Simulations Offer Marines Advanced F-35B Weapons, Training

By Amy Butler
Source: Aviation Week & Space Technology

The Marine Corps will be the first operator of the most complex of the three F-35 variants; the B is optimized for short-takeoff-and-vertical-landing (Stovl). This was a design choice made to allow for use of the aircraft with Marine Air-Ground Task Forces from the decks of amphibious ships.

However, Schmidle does not see the specialized Pratt & Whitney engine, using a unique Rolls Royce lift-fan for the Stovl mode, as a reason that the F-35B should cost any more to operate than the A model. “We are not convinced—in itself—that [the engine] will be a reason for a higher cost per flight hour,” Schmidle said last month before the Paris air show. “We think, for example, that the cost per hour of the B variant will be in line with the other variants.”

Marine Corps officials are working with the CAPE and F-35 Joint Program Office to revise the assumptions to more accurately reflect how they perceive “normal” operations for the aircraft. A new CPFH figure could be approved as soon as this fall, when Pentagon procurement chief Frank Kendall reviews the program for its readiness for full-rate production.

In the meantime, the service is working to refine how it will maintain the F-35B, changes that will likely bring the CPFH down. The current estimate presumes a high amount of work being done at a central depot; but it will actually be handled in the field.

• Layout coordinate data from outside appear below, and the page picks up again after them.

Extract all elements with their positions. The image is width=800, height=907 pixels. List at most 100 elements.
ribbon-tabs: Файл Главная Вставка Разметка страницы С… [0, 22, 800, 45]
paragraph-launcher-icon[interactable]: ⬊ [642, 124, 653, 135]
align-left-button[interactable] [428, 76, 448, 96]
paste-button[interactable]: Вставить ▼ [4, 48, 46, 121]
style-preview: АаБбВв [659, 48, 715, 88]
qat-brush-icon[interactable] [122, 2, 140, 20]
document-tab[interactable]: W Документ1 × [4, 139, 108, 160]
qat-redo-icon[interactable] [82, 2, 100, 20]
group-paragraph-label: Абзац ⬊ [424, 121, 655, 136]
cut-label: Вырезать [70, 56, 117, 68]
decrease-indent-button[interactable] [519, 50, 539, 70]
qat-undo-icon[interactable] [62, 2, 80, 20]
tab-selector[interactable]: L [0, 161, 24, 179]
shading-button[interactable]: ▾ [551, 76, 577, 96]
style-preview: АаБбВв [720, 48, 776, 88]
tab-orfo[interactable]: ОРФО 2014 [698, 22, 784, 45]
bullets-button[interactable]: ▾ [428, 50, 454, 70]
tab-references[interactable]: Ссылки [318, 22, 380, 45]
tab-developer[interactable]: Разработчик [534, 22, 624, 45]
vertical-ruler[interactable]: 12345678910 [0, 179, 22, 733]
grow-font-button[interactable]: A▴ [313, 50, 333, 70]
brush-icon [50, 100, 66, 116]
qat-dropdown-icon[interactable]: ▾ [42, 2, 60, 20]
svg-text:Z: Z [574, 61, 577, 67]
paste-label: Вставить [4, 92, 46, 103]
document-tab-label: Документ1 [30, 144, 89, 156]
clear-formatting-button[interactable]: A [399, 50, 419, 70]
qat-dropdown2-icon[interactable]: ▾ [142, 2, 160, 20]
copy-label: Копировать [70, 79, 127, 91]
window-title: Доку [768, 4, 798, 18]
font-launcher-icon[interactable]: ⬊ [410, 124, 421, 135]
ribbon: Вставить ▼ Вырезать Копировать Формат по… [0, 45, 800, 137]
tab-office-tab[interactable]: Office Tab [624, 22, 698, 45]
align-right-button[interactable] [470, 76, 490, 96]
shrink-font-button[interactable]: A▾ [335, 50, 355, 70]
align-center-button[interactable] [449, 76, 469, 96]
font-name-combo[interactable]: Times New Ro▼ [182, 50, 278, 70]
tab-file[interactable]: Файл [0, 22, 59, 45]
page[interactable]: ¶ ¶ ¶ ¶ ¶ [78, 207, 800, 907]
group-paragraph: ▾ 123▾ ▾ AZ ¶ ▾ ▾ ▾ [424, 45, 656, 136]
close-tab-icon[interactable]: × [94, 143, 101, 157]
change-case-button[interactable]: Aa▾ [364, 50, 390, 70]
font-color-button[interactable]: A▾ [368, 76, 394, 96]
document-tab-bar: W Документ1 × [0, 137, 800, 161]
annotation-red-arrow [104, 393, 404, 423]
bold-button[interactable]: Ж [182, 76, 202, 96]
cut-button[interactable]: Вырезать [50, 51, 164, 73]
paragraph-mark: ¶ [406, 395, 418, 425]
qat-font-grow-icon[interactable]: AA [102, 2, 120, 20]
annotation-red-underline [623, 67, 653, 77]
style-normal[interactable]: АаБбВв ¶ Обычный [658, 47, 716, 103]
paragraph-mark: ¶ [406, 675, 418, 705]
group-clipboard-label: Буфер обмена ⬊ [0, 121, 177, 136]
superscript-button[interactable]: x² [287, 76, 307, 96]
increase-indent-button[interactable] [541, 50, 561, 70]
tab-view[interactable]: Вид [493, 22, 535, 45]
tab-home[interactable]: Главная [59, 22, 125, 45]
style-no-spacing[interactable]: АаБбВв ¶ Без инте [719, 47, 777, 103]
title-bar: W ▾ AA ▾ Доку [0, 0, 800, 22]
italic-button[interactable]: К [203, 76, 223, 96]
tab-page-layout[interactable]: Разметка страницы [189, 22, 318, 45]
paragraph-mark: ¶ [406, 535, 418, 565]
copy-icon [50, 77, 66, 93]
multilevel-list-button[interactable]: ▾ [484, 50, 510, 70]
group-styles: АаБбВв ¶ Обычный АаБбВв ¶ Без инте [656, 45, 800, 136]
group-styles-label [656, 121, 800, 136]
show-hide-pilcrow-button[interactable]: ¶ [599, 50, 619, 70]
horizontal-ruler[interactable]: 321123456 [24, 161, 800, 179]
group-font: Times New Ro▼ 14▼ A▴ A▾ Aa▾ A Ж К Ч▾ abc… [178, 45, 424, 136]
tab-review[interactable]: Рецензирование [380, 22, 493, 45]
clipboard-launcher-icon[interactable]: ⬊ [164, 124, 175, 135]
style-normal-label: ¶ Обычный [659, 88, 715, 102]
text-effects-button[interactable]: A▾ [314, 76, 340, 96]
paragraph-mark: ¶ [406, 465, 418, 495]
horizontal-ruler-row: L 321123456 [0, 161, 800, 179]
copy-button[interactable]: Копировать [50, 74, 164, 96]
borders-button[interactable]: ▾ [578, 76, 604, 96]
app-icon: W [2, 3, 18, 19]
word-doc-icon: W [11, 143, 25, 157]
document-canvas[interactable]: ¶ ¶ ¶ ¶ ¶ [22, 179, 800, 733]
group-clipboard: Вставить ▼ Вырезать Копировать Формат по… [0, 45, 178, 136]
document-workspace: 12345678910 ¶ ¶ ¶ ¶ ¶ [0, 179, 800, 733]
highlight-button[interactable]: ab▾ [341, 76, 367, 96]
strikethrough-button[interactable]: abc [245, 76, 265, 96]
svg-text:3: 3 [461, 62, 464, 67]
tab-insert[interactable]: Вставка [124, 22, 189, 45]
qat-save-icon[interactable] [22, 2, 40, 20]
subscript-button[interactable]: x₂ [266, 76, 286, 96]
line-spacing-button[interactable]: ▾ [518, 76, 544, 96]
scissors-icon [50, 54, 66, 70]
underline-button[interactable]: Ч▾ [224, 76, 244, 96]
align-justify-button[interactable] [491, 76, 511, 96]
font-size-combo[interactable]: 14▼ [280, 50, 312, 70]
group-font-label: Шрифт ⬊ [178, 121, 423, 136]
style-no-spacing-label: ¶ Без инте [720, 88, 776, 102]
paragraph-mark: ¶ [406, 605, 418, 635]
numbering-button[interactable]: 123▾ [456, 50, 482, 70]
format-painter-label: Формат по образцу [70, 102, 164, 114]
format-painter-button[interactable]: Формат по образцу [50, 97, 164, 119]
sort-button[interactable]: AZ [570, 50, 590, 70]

The 19% reduction in operating cost for the Bell-Boeing MV-22 tiltrotor is a model for the F-35 flying-hour reduction effort, Schmidle says. Much like the F-35, the V-22 operates both ashore and afloat. And, Marine Corps officials are using the statistics between the different maintenance regimes as a template for crafting estimates for the F-35. “We are increasingly confident that there are more savings to be had out there,” Schmidle says.

The service is already flying aircraft using the limited 2A software release at Eglin AFB, Fla., for pilot and maintenance training, and at Marine Corps Fighter Attack Squadron 121 (VMFA 121), the first operational F-35B unit, at Yuma, Ariz. Though the software fielded is limited–allowing for basic takeoffs, approaches and familiarization flights–the F-35 simulators fielded for training already include the more advanced 3F software package. Lockheed Martin, the F-35 airframe prime contractor, is still working to compete the operational release of various increments of software leading to the 3F, but Schmidle says that what has been included in the simulator is allowing for pilots to begin training and tactics work far beyond the capabilities of the aircraft.

Ultimately, this should ease the transition from initial operational capability (IOC) in December 2015 to a full operational capability (FOC) later with the 3F software, which includes more advanced electronic warfare options and a full weapons suite. “We are designing and flying tactics that we probably won't fly in the airplane [soon] with the simulators,” Schmidle says. “FOC will be a natural extension of what we are doing” now.

Advances in simulator technology have allowed the equipment to evolve from being a tool used to train standard procedures for pilots to support advanced tactics training, because the software is more realistic. Ultimately, 52% of the training syllabus for the F-35B will be handled in the simulator, also reducing the CPFH for the aircraft, Schmidle says.

Two of six planned full-mission F-35 simulators have been installed at Yuma. VMFA 121 officers are now training with it and developing tactics beyond what the fielded aircraft can now do, including simulated use of a range of weapons, including classified weapons, Schmidle says.